For investors, dividend-paying stocks offer immediate returns, and those with consistent, growing payouts have performed even better with lower volatility than the benchmark. S&P 500. One explanation could be that annual dividend increases force management to maintain a disciplined allocation of capital while signaling strong investor confidence in the company’s future growth.

Let’s dive into two dividend-paying stocks at a combined price of $500 that appear undervalued and either recently started paying dividends or have a strong track record of growing them.

1. The alphabet

Alphabet (NASDAQ: GOOG) (NASDAQ: GOOGL) has fallen about 5% in the past month as the tech giant faces increasing regulatory demands on its search and advertising business. In addition, investors fear that Alphabet may be behind in the artificial intelligence (AI) arms race against the competitor Microsoftwhich holds a significant stake in Open AI, the company behind ChatGPT.

While long-term trepidation may keep the stock price down, Alphabet’s business is generating more revenue and profit than ever before. In the first half of 2024, the company generated $165.3 billion in net sales and $47.3 billion in net income, representing year-over-year growth of 14.5% and 41.5%, respectively.

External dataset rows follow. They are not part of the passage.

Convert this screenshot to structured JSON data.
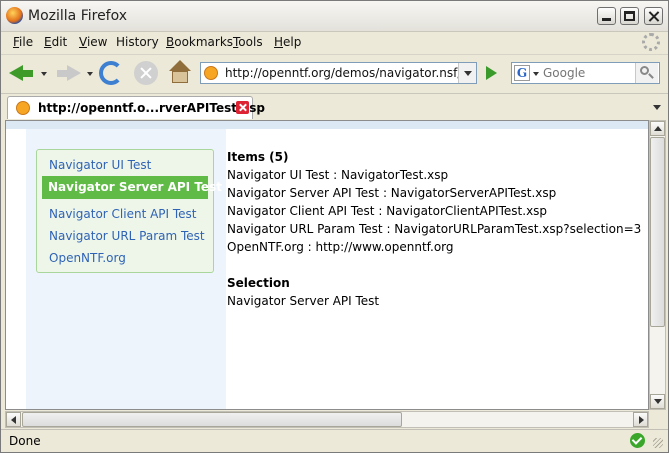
{
  "window": {
    "title": "Mozilla Firefox"
  },
  "menubar": [
    {
      "label": "File",
      "key": "F",
      "rest": "ile"
    },
    {
      "label": "Edit",
      "key": "E",
      "rest": "dit"
    },
    {
      "label": "View",
      "key": "V",
      "rest": "iew"
    },
    {
      "label": "History",
      "key": "",
      "rest": "History"
    },
    {
      "label": "Bookmarks",
      "key": "B",
      "rest": "ookmarks"
    },
    {
      "label": "Tools",
      "key": "T",
      "rest": "ools"
    },
    {
      "label": "Help",
      "key": "H",
      "rest": "elp"
    }
  ],
  "navbar": {
    "url": "http://openntf.org/demos/navigator.nsf/NavigatorServerAPITest.xsp",
    "search_placeholder": "Google",
    "search_engine_letter": "G"
  },
  "tab": {
    "label": "http://openntf.o...rverAPITest.xsp"
  },
  "page": {
    "nav": {
      "items": [
        "Navigator UI Test",
        "Navigator Server API Test",
        "Navigator Client API Test",
        "Navigator URL Param Test",
        "OpenNTF.org"
      ],
      "active": "Navigator Server API Test"
    },
    "items_heading": "Items (5)",
    "items": [
      "Navigator UI Test : NavigatorTest.xsp",
      "Navigator Server API Test : NavigatorServerAPITest.xsp",
      "Navigator Client API Test : NavigatorClientAPITest.xsp",
      "Navigator URL Param Test : NavigatorURLParamTest.xsp?selection=3",
      "OpenNTF.org : http://www.openntf.org"
    ],
    "selection_heading": "Selection",
    "selection_value": "Navigator Server API Test"
  },
  "status": {
    "text": "Done"
  },
  "colors": {
    "active_nav": "#5fba46",
    "link": "#2f63b5",
    "panel_border": "#a9d69a"
  }
}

Alphabet’s balance sheet shows that in the most recently reported quarter, the company had $88.9 billion in net cash. The excess cash likely gave management the confidence to initiate its first dividend earlier this year. The company currently pays a quarterly dividend of $0.20 per share, equivalent to an annual yield of 0.53%.

In particular, Alphabet’s payout ratio — the percentage of a company’s income paid out as dividends — is incredibly low at 2.8%, meaning management will have plenty of room to raise its dividends in the future.

Management also returns capital to shareholders through share buybacks, which increase investors’ holdings without requiring additional purchases. In the first half of 2024, Alphabet spent $31.4 billion on share buybacks, reducing its shares outstanding by 1.2%. Given that Alphabet’s outstanding shares have fallen 10.9% over the past five years and it announced a new $70 billion share buyback in April, it looks like management will continue to prioritize this method of allocation of capital to its shareholders in the near future.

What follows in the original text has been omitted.